L'IRM permet de visualiser les plaques d'inflammation dans le système nerveux central (ici en rouge, dans le cerveau), caractéristiques de la SEP. Crédit : SPL/ PHANIE
Les résultats se sont considérablement améliorés
Cette approche est suivie par d'autres équipes à travers le monde, notamment en Italie, au Canada ou aux États-Unis. C'est le cas de celle de Richard Burt, de l'Université Northwestern, à Chicago (États-Unis), qui a publié en 2019 dans la revue Jama une étude importante sur une centaine de patients. Elle démontre qu'à un an, l'autogreffe de cellules souches est supérieure aux traitements classiques. Des résultats d'ailleurs confirmés par cette même équipe en mai 2022, avec une autre étude, menée cette fois sur 500 patients et publiée dans Journal of Neurology.
Or, curieusement, si entre 1995 et 2020, près de 300 patients en Italie (autant en Grande Bretagne et aussi en Suède) ont bénéficié de cette approche de thérapie cellulaire, ils ne sont qu'une trentaine en France, soit dix fois moins, selon les données de la Société européenne de greffe de moelle (European Society for Blood and Marrow Transplantation). Pourquoi de telles différences de pratiques alors que l'incidence (8 pour 100.000 habitants) et la prévalence (100 pour 100.000) de la maladie sont quasi identiques dans les trois pays ? Parce que dans l'Hexagone, l'autogreffe demeure peu connue et nettement moins médiatisée que les biothérapies, avancent ses partisans, quand ses détracteurs pointent, eux, la lourdeur du traitement, raison principale de leur réticence à la proposer aux patients.
"Lors des toutes premières greffes, le taux de mortalité de l'autogreffe se situait autour de 5 %, précisait à l'Ectrims le Pr Paolo Muraro, neurologue à l'Imperial College de Londres (Royaume-Uni).
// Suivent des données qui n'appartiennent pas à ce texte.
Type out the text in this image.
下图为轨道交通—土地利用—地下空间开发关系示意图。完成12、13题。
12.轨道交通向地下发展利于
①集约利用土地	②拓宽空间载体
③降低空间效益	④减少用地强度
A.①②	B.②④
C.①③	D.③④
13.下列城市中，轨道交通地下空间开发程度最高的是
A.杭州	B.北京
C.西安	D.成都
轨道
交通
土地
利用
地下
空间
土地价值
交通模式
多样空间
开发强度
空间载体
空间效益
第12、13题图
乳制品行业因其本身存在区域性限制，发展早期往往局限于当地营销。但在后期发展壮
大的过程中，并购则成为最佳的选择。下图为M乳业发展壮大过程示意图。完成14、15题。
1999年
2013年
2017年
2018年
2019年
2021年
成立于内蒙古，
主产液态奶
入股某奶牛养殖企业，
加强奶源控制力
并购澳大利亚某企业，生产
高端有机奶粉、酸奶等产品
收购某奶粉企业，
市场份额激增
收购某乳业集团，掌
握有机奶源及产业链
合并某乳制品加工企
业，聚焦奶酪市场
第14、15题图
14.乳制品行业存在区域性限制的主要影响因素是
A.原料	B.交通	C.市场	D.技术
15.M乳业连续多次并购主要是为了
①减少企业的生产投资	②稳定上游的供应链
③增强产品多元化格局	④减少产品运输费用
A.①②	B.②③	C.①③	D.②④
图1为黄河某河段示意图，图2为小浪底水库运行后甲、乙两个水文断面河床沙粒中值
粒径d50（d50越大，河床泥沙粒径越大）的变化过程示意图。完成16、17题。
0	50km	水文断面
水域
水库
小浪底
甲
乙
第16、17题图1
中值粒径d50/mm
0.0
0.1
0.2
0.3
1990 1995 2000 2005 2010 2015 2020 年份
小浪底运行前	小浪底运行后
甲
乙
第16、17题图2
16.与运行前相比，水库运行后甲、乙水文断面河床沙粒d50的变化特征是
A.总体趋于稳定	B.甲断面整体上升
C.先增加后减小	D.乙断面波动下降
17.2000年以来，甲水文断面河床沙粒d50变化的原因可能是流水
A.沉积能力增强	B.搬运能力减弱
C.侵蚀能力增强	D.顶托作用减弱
Or, depuis, les protocoles se sont considérablement améliorés et ce taux a radicalement chuté, se situant aujourd'hui entre 0,2 et 1 %. " Une donnée rassurante qui n'a toujours pas été bien entendue et diffusée auprès de la communauté neurologique.
Néanmoins, face à cette curieuse maladie tout à la fois inflammatoire, auto-immune et neurodégénérative, dont les circonstances de déclenchement demeurent mystérieuses, il manque encore certaines données. Comme l'évoquaient les experts européens réunis à Amsterdam, une harmonisation des pratiques de greffes entre les équipes serait la bienvenue, tout comme la mise au point de biomarqueurs de tolérance, afin d'améliorer le suivi des patients après la greffe.
En attendant, grâce au travail du groupe Mathec, "des réunions bimensuelles dites de RCP (réunion de concertation pluridisciplinaire) permettent de bien sélectionner les dossiers des patients candidats, un critère essentiel d'efficacité de la greffe ", précise le Dr Louis Terriou, neurologue au CHU de Lille, l'un des centres pionniers (avec Paris, Rennes, Poitiers et Montpellier) dans la pratique des autogreffes contre la SEP. "Mais les dossiers nous sont encore parfois adressés de manière trop tardive ", regrette Dominique Farge, la maladie étant alors trop évoluée pour que les patients puissent tirer un bénéfice de l'autogreffe. Et ce sont souvent ces patients récusés de greffe qui choisissent alors de se rendre en Inde, au Mexique et auparavant en Russie, où des cliniques proposent des traitements peu standardisés.
D'autres sources de cellules souches se profilent
Selon les experts réunis à l'Ectrims, les résultats à venir de nombreux essais de phase 3 en cours (RAM-MS, STAR-MS, BEAT-MS… ), comparant l'autogreffe aux molécules aujourd'hui les plus prescrites (alemtuzumab, ocrelizumab…), seront éclairants. Mais déjà se profilent d'autres sources de cellules souches, celles dites mésenchymateuses stromales, présentes non pas dans le sang mais, par exemple, dans la graisse ou le cordon ombilical, et bien plus faciles d'accès. Un essai chez l'animal doit justement démarrer bientôt à Rennes.